La mission de l’émissaire français s’inscrit dans un double objectif : accompagner la reconstruction du Liban-Sud tout en soutenant les efforts de consolidation de l’État sous l’impulsion du président de la République, Joseph Aoun, et du Premier ministre, Nawaf Salam. Paris entend ainsi affirmer son rôle et son influence sur la scène libanaise en s’imposant comme un acteur clé du chantier de la reconstruction, tout en restant aligné sur la position américaine. Dans le prolongement de la visite de l’émissaire français, Emmanuel Macron avait annoncé que la France accueillerait « dans quelques semaines » une conférence internationale destinée à assurer le financement de la reconstruction.

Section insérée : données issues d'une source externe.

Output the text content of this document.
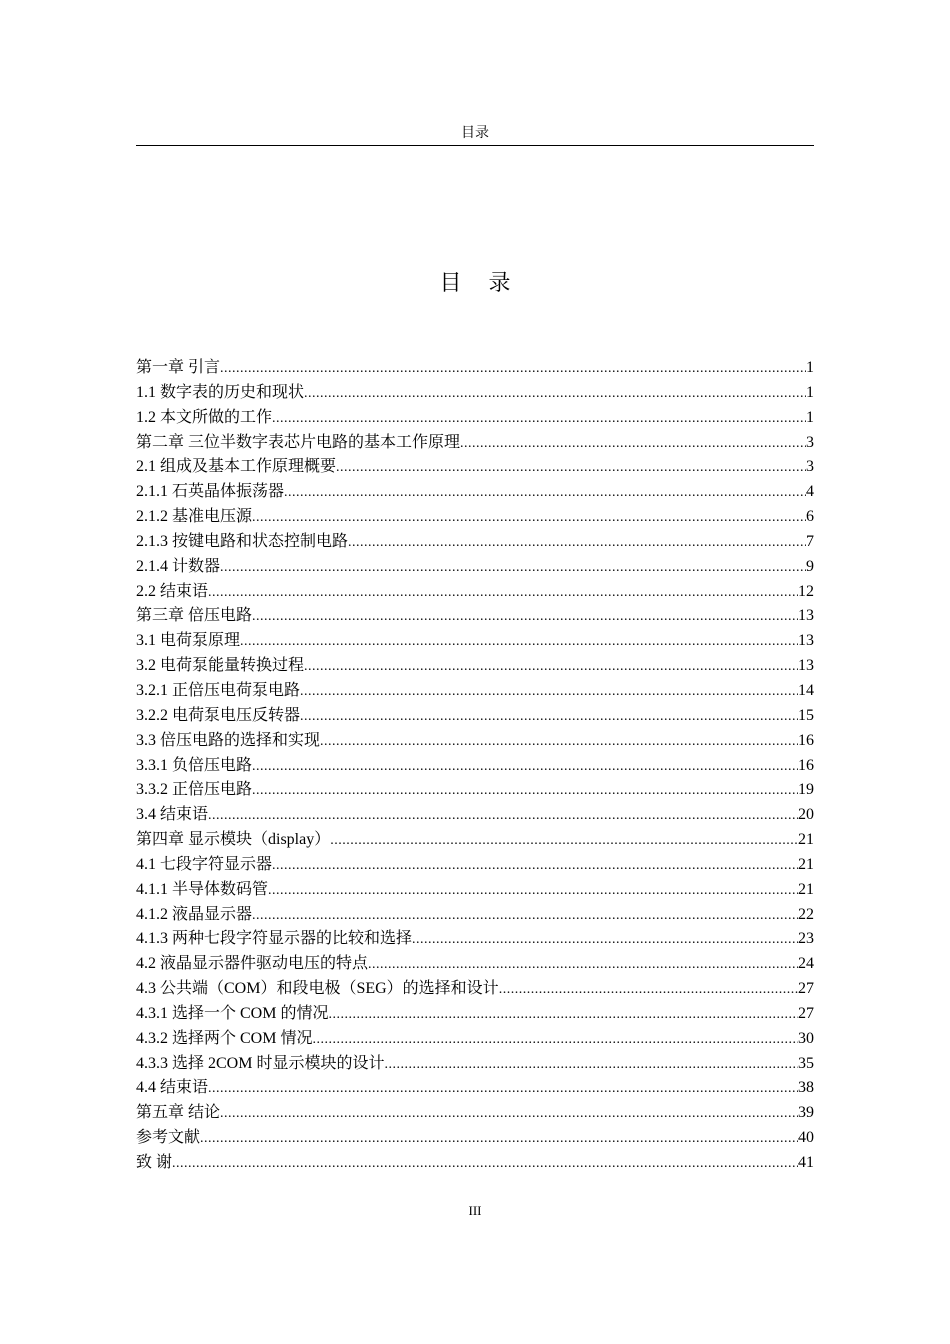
目录
目 录
第一章 引言 .....	1
1.1 数字表的历史和现状 .....	1
1.2 本文所做的工作 .....	1
第二章 三位半数字表芯片电路的基本工作原理 .....	3
2.1 组成及基本工作原理概要 .....	3
2.1.1 石英晶体振荡器 .....	4
2.1.2 基准电压源 .....	6
2.1.3 按键电路和状态控制电路 .....	7
2.1.4 计数器 .....	9
2.2 结束语 .....	12
第三章 倍压电路 .....	13
3.1 电荷泵原理 .....	13
3.2 电荷泵能量转换过程 .....	13
3.2.1 正倍压电荷泵电路 .....	14
3.2.2 电荷泵电压反转器 .....	15
3.3 倍压电路的选择和实现 .....	16
3.3.1 负倍压电路 .....	16
3.3.2 正倍压电路 .....	19
3.4 结束语 .....	20
第四章 显示模块（display） .....	21
4.1 七段字符显示器 .....	21
4.1.1 半导体数码管 .....	21
4.1.2 液晶显示器 .....	22
4.1.3 两种七段字符显示器的比较和选择 .....	23
4.2 液晶显示器件驱动电压的特点 .....	24
4.3 公共端（COM）和段电极（SEG）的选择和设计 .....	27
4.3.1 选择一个 COM 的情况 .....	27
4.3.2 选择两个 COM 情况 .....	30
4.3.3 选择 2COM 时显示模块的设计 .....	35
4.4 结束语 .....	38
第五章 结论 .....	39
参考文献 .....	40
致 谢 .....	41
III
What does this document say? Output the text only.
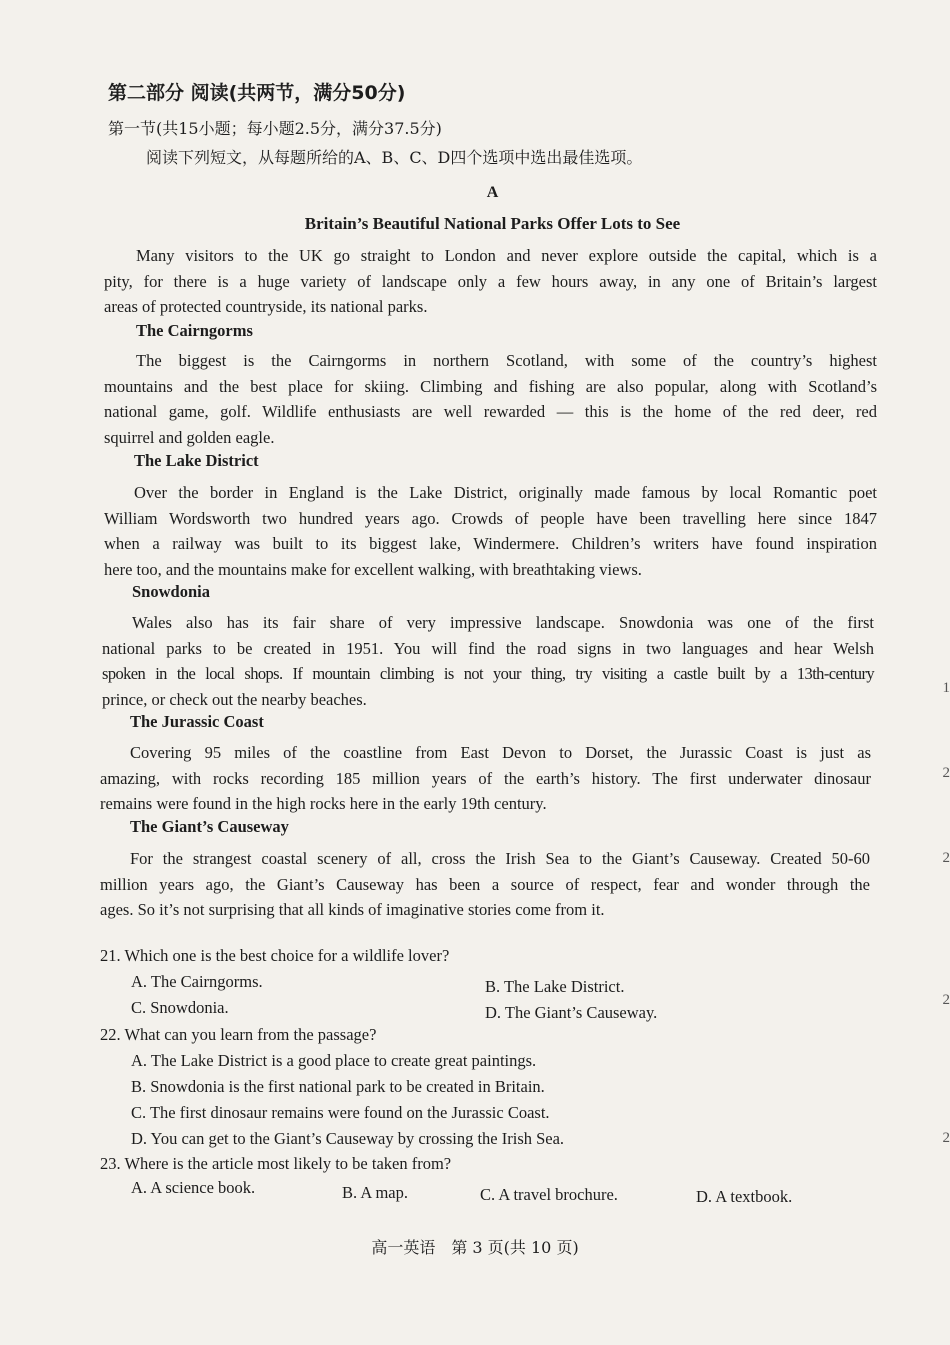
第二部分 阅读(共两节，满分50分)
第一节(共15小题；每小题2.5分，满分37.5分)
阅读下列短文，从每题所给的A、B、C、D四个选项中选出最佳选项。
A
Britain’s Beautiful National Parks Offer Lots to See
Many visitors to the UK go straight to London and never explore outside the capital, which is a
pity, for there is a huge variety of landscape only a few hours away, in any one of Britain’s largest
areas of protected countryside, its national parks.
The Cairngorms
The biggest is the Cairngorms in northern Scotland, with some of the country’s highest
mountains and the best place for skiing. Climbing and fishing are also popular, along with Scotland’s
national game, golf. Wildlife enthusiasts are well rewarded — this is the home of the red deer, red
squirrel and golden eagle.
The Lake District
Over the border in England is the Lake District, originally made famous by local Romantic poet
William Wordsworth two hundred years ago. Crowds of people have been travelling here since 1847
when a railway was built to its biggest lake, Windermere. Children’s writers have found inspiration
here too, and the mountains make for excellent walking, with breathtaking views.
Snowdonia
Wales also has its fair share of very impressive landscape. Snowdonia was one of the first
national parks to be created in 1951. You will find the road signs in two languages and hear Welsh
spoken in the local shops. If mountain climbing is not your thing, try visiting a castle built by a 13th-century
prince, or check out the nearby beaches.
The Jurassic Coast
Covering 95 miles of the coastline from East Devon to Dorset, the Jurassic Coast is just as
amazing, with rocks recording 185 million years of the earth’s history. The first underwater dinosaur
remains were found in the high rocks here in the early 19th century.
The Giant’s Causeway
For the strangest coastal scenery of all, cross the Irish Sea to the Giant’s Causeway. Created 50-60
million years ago, the Giant’s Causeway has been a source of respect, fear and wonder through the
ages. So it’s not surprising that all kinds of imaginative stories come from it.
21. Which one is the best choice for a wildlife lover?
A. The Cairngorms.	B. The Lake District.
C. Snowdonia.	D. The Giant’s Causeway.
22. What can you learn from the passage?
A. The Lake District is a good place to create great paintings.
B. Snowdonia is the first national park to be created in Britain.
C. The first dinosaur remains were found on the Jurassic Coast.
D. You can get to the Giant’s Causeway by crossing the Irish Sea.
23. Where is the article most likely to be taken from?
A. A science book.	B. A map.	C. A travel brochure.	D. A textbook.
高一英语　第 3 页(共 10 页)
1
2
2
2
2
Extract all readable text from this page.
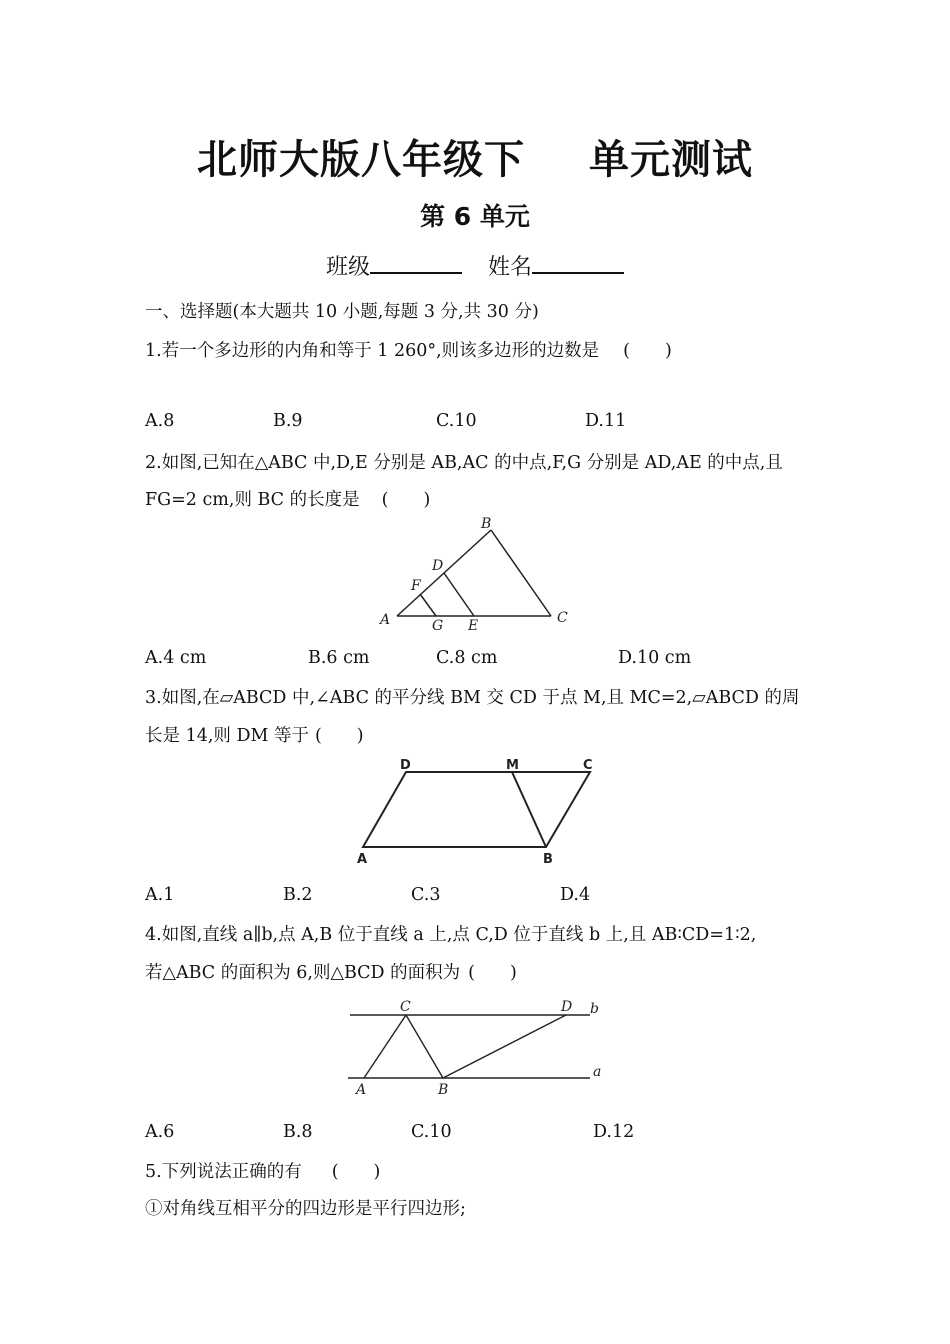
北师大版八年级下 单元测试
第 6 单元
班级	姓名
一、选择题(本大题共 10 小题,每题 3 分,共 30 分)
1.若一个多边形的内角和等于 1 260°,则该多边形的边数是 (　　)
A.8	B.9	C.10	D.11
2.如图,已知在△ABC 中,D,E 分别是 AB,AC 的中点,F,G 分别是 AD,AE 的中点,且
FG=2 cm,则 BC 的长度是 (　　)
A
B
C
D
E
F
G
A.4 cm	B.6 cm	C.8 cm	D.10 cm
3.如图,在▱ABCD 中,∠ABC 的平分线 BM 交 CD 于点 M,且 MC=2,▱ABCD 的周
长是 14,则 DM 等于 (　　)
A	B
C
D	M
A.1	B.2	C.3	D.4
4.如图,直线 a∥b,点 A,B 位于直线 a 上,点 C,D 位于直线 b 上,且 AB∶CD=1∶2,
若△ABC 的面积为 6,则△BCD 的面积为 (　　)
A	B
C	D
a
b
A.6	B.8	C.10	D.12
5.下列说法正确的有 (　　)
①对角线互相平分的四边形是平行四边形;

Selon des sources informées, cet événement devrait avoir lieu entre avril et mai. J-Y. Le Drian jouera un rôle central dans la préparation de cette conférence aux côtés d’Anne Grillo, ancien ambassadeur de France au Liban, qui occupe désormais un poste stratégique en tant que directrice Afrique du Nord et Moyen-Orient au Quai d’Orsay. Les efforts diplomatiques français visent à mobiliser les principaux bailleurs de fonds, en particulier les pétromonarchies du Golfe, avec une attention particulière portée à l’Arabie saoudite, un pays avec lequel l’émissaire français entretient des relations de longue date. Paris intensifie également les consultations avec les acteurs libanais afin d’identifier les besoins prioritaires pour la conférence. C’est dans ce cadre que s’inscrivent les rencontres menées par l’ambassadeur Hervé Magro avec l’ensemble des ministres libanais, en vue de dresser un état des lieux précis des secteurs nécessitant un soutien financier international.

Normalisation ?

Américains et Israéliens œuvrent de concert pour entrainer le Liban vers la normalisation avec l’entité sioniste. Le moment est considéré propice d’autant que l’emprise américaine sur les institutions de l’Etat libanais devient plus pressante. Les récentes déclarations américaines et de plusieurs responsables israéliens évoquent ouvertement ces efforts.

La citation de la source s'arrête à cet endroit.